To cut a long story short, they did several things that did not seem right. The women at the counter were curt and rude, and cared least about my work priorities. They did not oblige even when repeatedly asked about what was happening, and why was I picked not to board the flight. Wait, this gets even more interesting. My luggage was already in the plane, and the lady looked at me accusatorily when I asked if I could at least have my luggage, because I did not have any change of clothes with me, and because I was not comfortable with the idea of my bags lying unsupervised for the night. She rudely asked me if she wanted to stop the plane, take out all the suitcases, and find mine, as if I was responsible for my luggage making into the flight, when I was not allowed to. Then she just asked me to sign somewhere, and gave me a gift voucher of $400. Note, when I asked if I could have cash instead, she refused, with her “take it or leave it” tone. Basically, she was giving me a voucher to be redeemed within the next 1 YEAR ONLY on another UNITED AIRLINE FLIGHT ONLY. So if I had pneumonia and could not fly for a year, or if I decided to fly somewhere United Airlines did not fly, for example, directly to Kolkata, my voucher was doomed. I later came home and did some reading, only to understand that the customer has the right to information. Here is what their website says,
“If you are involuntarily denied boarding and have complied with our check-in and other applicable rules, we will give you a written statement that describes your rights and explains how we determine boarding priority for an oversold flight. You will generally be entitled to compensation and transportation on an alternate flight.”

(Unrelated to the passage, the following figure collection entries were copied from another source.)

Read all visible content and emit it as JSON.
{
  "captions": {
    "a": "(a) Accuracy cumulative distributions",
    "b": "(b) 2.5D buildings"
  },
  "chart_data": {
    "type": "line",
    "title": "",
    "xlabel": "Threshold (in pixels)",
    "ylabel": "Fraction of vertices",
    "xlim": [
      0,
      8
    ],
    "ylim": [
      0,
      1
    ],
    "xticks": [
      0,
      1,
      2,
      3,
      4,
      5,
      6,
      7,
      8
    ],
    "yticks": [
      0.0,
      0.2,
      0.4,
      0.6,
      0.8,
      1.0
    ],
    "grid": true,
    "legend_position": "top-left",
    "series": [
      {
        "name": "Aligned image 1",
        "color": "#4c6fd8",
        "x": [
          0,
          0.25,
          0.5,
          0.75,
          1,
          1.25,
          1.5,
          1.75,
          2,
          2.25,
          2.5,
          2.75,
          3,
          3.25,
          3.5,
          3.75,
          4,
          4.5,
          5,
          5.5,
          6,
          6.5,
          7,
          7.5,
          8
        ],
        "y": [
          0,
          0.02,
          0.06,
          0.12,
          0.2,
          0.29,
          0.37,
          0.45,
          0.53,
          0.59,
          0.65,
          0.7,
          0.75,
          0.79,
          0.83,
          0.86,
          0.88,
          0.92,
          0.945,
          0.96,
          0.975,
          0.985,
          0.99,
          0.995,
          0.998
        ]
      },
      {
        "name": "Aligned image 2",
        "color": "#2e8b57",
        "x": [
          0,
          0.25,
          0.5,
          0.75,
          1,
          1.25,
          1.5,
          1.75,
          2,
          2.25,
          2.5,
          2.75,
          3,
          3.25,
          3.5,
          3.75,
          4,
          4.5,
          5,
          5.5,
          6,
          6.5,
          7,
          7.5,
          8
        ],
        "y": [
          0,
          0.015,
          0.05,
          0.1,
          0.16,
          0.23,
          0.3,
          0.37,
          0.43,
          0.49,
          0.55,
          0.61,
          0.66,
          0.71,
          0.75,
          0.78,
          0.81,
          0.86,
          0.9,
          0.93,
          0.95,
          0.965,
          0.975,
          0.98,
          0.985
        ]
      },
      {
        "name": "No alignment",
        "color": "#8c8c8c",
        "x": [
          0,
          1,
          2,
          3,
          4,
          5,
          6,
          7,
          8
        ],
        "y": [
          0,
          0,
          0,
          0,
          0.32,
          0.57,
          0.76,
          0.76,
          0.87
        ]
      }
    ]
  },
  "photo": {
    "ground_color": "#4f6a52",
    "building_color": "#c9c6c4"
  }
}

Another website claims the following:
“The airlines are obligated to offer you either a travel voucher *or* cash compensation (in the form of cash or check) up to a certain value … Most people are unaware that the airlines have to give you that compensation in cash if you so wish. In fact, most gates leave off that little nugget of information in hopes you’ll simple take what they’re offering as a voucher. And most do.”
No wonder they did not bother to explain me my rights, and I would obviously not be reading stuff off the internet the moment they denied to board me.
They offered me a hotel voucher too, a hotel outside the airport. How I got to the hotel, and how much I spent on transportation, was not their headache. Thankfully, I was a few hours driving distance from home, and sometime during my life, I had done myself a favor by learning to drive. Hence I politely declined their hotel voucher, and rented a car out of my pocket. It was more important that I reached home, than stay at a hotel or at the airport for the night. I drove for the next few hours, picked up my luggage abandoned at the airport (unlike their claims that someone would keep an eye on my bags, they were lying unsupervised at the airport), and reached home long past midnight.
United Airlines, you were not flying me in for free, were you? What kind of a service was this, especially after I was denied boarding? I had heard the story of United Airlines breaking guitars (do watch the very enlightening video). If I was creative enough and had the time, I would not just write a song, I would make a movie out of the episode.